Nel frattempo cerchiamo insieme di capire come e perché digiunare fa bene all'organismo.

La vita si basa sui due processi fondamentali di nutrizione e eliminazione: nel momento in cui sospendiamo la nutrizione, l’organismo ha a disposizione un maggiore potenziale energetico indispensabile all’eliminazione delle scorie e dunque il digiuno diventa una importante terapia depurativa .

Il nostro metabolismo ossia quel complesso di trasformazioni biochimiche ed energetiche che avvengono nell’organismo, che riguardano le modificazioni di sostanza nelle diverse fasi del ciclo vitale (accrescimento, equilibrio, involuzione) e le trasformazioni dell’energia chimica delle sostanze alimentari in calore o in lavoro meccanico, si regge su due attività in equilibrio che si succedono e si sovrappongono continuamente: un momento sintetico, detto anabolismo, per mezzo del quale si ha la formazione della sostanza propria e specifica di ogni singolo organismo ed organo o l’immagazzinamento di materiale di riserva, a spese delle sostanze nutritive che esso riceve dall’ambiente esterno e utilizza per accrescersi, per mantenersi e per riparare la continua usura; il momento demolitivo, detto catabolismo, per mezzo del quale avviene la scomposizione dei materiali di riserva o delle sostanze specifiche dei tessuti in costituenti più semplici, con produzione di energia, gli ultimi dei quali vengono solitamente eliminati attraverso gli organi di escrezione (rene, intestino, cute, polmone).

In fisiologia si distinguono e si determinano due quote energetiche, che corrispondono rispettivamente: al metabolismo addizionale, che varia in rapporto al dispendio energetico occorrente per il lavoro muscolare, la regolazione termica, i processi digestivi; al metabolismo basale, che corrisponde al dispendio energetico minimo e irriducibile dell’organismo, ossia all’entità dei processi ossidativi globali di tutto l’organismo in condizioni basali (digiuno completo da almeno dodici ore, astensione da ogni farmaco, riposo clinostatico da almeno un’ora, temperatura ambiente sui 18-20 gradi e assoluta calma psichica). In tali condizioni il dispendio energetico è determinato dai processi ossidativi necessari al mantenimento della funzione cardiaca, respiratoria, del tono muscolare, della funzione dei reni, fegato, apparato digerente, delle ghiandole endocrine e della funzione nervosa.

Orbene durante il digiuno l’organismo tratta le risorse dei propri tessuti con la massima economia possibile per cui il metabolismo totale cala velocemente nei primi due giorni e successivamente più lentamente, ma non si arresta in quanto se ciò succedesse sopravverrebbe la morte. Dato che l’organismo è in riposo viene quindi ridotto, ma il metabolismo basale è mantenuto. “L’indice metabolico si riduce così sensibilmente che l’uomo può espellere calore fino a circa 2300 calorie al dì” (Shelton). In questo modo in digiuno esercita un’azione riequilibrante sui meccanismi biochimici di tutte le cellule del nostro organismo, riportando i tessuti ad uno stato di equilibrio omeostatico dinamico che è la base del benessere. Questo equilibrio omeostatico è proprio il risultato del bilancio fra i processi di assimilazione (anabolismo) e i processi di distruzione cellulare (catabolismo) con la conseguente eliminazione dei residui metabolici.
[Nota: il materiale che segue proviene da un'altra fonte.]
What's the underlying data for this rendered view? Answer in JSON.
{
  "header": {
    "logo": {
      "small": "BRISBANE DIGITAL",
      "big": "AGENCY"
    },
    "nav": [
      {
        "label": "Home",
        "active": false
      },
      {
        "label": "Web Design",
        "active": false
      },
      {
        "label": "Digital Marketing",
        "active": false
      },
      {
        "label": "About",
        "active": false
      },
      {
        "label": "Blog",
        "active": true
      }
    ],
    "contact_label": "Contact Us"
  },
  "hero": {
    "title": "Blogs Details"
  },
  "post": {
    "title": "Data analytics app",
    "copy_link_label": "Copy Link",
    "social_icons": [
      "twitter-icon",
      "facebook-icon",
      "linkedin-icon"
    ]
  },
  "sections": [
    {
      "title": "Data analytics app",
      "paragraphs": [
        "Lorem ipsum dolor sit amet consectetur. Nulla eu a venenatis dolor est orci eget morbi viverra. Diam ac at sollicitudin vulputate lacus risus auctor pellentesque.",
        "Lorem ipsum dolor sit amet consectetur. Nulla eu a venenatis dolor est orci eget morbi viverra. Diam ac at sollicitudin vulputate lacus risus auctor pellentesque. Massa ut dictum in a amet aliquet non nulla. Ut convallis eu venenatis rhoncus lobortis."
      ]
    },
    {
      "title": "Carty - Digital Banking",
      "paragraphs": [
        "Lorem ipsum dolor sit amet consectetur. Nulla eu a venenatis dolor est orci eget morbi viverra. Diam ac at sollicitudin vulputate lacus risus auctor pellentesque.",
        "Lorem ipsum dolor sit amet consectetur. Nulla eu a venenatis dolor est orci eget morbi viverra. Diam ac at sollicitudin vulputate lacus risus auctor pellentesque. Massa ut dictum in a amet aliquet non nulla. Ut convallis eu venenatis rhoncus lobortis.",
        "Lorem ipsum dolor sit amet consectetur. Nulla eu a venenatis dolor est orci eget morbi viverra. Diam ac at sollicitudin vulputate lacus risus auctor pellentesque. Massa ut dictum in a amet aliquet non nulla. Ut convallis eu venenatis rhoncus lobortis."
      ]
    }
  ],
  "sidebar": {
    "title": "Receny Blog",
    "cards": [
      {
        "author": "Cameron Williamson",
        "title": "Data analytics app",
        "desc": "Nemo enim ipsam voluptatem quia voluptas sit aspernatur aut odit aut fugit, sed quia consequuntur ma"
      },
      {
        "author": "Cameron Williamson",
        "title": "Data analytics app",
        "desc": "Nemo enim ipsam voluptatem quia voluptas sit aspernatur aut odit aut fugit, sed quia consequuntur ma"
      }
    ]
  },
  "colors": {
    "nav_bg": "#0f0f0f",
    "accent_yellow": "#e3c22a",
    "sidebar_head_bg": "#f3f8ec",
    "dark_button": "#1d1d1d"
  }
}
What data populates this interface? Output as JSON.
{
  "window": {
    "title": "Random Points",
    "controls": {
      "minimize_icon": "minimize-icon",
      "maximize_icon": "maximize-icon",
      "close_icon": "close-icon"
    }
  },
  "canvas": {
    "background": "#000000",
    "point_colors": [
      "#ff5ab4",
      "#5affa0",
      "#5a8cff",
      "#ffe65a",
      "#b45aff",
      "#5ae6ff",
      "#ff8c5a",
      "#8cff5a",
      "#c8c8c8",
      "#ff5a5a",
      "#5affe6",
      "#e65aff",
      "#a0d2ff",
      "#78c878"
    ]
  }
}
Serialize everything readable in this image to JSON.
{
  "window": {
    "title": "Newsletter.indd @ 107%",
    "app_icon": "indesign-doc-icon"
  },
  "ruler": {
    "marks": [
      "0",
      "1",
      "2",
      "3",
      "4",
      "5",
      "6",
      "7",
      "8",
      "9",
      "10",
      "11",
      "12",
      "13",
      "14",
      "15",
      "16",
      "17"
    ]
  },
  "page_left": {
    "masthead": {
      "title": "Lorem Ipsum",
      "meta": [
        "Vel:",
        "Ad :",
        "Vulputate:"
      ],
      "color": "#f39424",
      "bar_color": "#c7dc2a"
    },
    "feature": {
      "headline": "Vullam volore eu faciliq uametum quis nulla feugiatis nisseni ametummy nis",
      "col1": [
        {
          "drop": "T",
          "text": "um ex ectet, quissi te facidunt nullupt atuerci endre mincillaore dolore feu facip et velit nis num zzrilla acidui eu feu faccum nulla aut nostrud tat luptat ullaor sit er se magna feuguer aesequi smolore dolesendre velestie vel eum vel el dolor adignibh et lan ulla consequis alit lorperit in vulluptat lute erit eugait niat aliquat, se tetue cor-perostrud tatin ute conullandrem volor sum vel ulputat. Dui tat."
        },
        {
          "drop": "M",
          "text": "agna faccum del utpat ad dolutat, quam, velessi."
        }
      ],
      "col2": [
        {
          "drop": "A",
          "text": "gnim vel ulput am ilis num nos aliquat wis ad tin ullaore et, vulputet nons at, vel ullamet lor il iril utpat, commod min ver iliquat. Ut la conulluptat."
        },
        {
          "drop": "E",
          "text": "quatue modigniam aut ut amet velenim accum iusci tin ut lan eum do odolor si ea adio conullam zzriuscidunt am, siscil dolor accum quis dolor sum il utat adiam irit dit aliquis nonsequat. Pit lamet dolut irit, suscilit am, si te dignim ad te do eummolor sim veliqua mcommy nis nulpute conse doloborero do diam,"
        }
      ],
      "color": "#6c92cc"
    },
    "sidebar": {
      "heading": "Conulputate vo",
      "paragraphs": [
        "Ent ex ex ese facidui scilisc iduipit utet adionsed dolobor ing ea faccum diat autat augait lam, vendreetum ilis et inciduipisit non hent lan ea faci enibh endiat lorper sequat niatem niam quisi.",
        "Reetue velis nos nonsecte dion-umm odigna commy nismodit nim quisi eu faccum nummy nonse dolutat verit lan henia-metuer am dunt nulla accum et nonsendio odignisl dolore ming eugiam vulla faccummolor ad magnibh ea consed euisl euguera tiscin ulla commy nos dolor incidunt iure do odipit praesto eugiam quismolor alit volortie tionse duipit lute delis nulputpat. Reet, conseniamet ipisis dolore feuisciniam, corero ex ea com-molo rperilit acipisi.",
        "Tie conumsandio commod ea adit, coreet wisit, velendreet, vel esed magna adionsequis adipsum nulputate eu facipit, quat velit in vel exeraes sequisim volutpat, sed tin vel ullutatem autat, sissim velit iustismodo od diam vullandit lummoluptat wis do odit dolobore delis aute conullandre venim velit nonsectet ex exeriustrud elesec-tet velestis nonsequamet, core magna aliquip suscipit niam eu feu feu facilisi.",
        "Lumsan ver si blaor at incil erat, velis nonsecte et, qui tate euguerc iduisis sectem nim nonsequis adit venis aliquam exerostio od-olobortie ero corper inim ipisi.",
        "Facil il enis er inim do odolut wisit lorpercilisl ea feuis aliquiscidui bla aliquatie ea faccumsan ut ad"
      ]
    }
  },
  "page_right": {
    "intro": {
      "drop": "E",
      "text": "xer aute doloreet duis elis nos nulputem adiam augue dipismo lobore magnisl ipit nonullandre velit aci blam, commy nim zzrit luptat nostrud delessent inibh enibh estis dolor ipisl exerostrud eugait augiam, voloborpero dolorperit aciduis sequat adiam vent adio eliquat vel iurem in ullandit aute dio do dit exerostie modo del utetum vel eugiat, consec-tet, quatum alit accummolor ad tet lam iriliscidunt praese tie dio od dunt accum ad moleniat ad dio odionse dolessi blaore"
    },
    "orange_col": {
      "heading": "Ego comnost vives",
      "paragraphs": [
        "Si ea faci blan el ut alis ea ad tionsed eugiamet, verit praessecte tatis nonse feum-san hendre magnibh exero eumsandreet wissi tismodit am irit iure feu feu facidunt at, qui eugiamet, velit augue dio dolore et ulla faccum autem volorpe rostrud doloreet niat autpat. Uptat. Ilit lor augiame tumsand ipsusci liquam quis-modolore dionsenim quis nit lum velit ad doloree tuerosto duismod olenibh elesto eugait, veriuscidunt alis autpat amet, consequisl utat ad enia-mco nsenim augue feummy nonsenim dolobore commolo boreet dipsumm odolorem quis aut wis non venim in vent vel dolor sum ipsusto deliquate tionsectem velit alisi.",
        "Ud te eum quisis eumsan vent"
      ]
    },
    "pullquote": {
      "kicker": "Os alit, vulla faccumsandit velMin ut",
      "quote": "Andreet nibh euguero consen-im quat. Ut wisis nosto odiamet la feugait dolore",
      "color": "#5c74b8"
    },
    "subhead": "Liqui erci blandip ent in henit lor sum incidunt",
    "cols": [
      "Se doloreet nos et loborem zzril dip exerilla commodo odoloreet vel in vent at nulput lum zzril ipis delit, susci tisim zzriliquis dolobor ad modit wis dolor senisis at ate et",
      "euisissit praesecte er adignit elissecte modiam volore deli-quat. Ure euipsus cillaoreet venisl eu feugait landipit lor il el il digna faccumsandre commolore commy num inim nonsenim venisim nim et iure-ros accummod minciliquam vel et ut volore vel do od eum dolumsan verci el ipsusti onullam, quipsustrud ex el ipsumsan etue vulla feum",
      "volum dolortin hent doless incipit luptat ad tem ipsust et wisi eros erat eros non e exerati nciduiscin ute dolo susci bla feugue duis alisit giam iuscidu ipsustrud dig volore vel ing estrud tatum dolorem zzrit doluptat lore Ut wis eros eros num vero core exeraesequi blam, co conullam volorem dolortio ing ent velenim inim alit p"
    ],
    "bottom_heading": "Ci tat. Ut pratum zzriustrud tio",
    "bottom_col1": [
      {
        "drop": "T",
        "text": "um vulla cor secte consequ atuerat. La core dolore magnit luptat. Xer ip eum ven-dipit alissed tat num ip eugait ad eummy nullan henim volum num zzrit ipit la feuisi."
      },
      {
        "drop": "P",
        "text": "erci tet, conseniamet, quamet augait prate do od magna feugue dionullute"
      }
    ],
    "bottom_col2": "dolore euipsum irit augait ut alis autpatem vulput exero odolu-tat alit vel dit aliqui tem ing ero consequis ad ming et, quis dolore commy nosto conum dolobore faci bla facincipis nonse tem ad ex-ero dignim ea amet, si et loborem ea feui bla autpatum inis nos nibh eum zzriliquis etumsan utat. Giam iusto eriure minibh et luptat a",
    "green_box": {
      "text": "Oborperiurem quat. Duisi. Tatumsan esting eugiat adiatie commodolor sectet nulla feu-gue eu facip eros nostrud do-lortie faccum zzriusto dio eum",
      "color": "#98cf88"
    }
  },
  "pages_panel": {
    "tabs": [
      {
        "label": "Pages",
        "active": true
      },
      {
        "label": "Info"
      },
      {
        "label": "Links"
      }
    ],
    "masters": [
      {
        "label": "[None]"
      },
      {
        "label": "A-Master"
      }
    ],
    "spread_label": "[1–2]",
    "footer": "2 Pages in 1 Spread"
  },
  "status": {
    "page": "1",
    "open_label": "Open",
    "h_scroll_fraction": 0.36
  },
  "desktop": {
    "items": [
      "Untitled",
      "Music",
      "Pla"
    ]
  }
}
Se i processi assimilativi divengono più intensi dei processi distruttivi o di eliminazione, sia ha il disequilibrio che provoca l’accumulo e tutte le sostanze che una cellula non può utilizzare diventano tossiche. Abbiamo in tal modo un primo stadio di intossicazione cellulare che costituisce la base fisiologica per l’instaurarsi delle malattie; l’astenersi da cibo quindi consente al corpo di riposare e cominciare a eliminare le sostanze di scarto che si sono accumulate negli anni con l’alimentazione sbagliata e con lo stress continuato.

Ma vediamo come durante il digiuno, visto che il corpo ha bisogno sia di fonti energetiche, per il mantenimento delle funzioni biologiche fondamentali, sia di sostanze organiche per riparare l’usura continua degli organi e dei tessuti, l’organismo attinga alle proprie riserve di grasso, proteine, glicogeno, vitamine e sali minerali.

Dal punto di vista biochimico, i bisogni delle prime ventiquattro ore quando il carburante abituale, il glucosio, non è più disponibile nel tubo digestivo da cui proviene sono coperti dalla riserva di glicogeno epatico ma in seguito devono essere attivati al di fuori dei tessuti adiposi i trigliceridi in quanto costituiranno il combustibile principale nel corso del digiuno.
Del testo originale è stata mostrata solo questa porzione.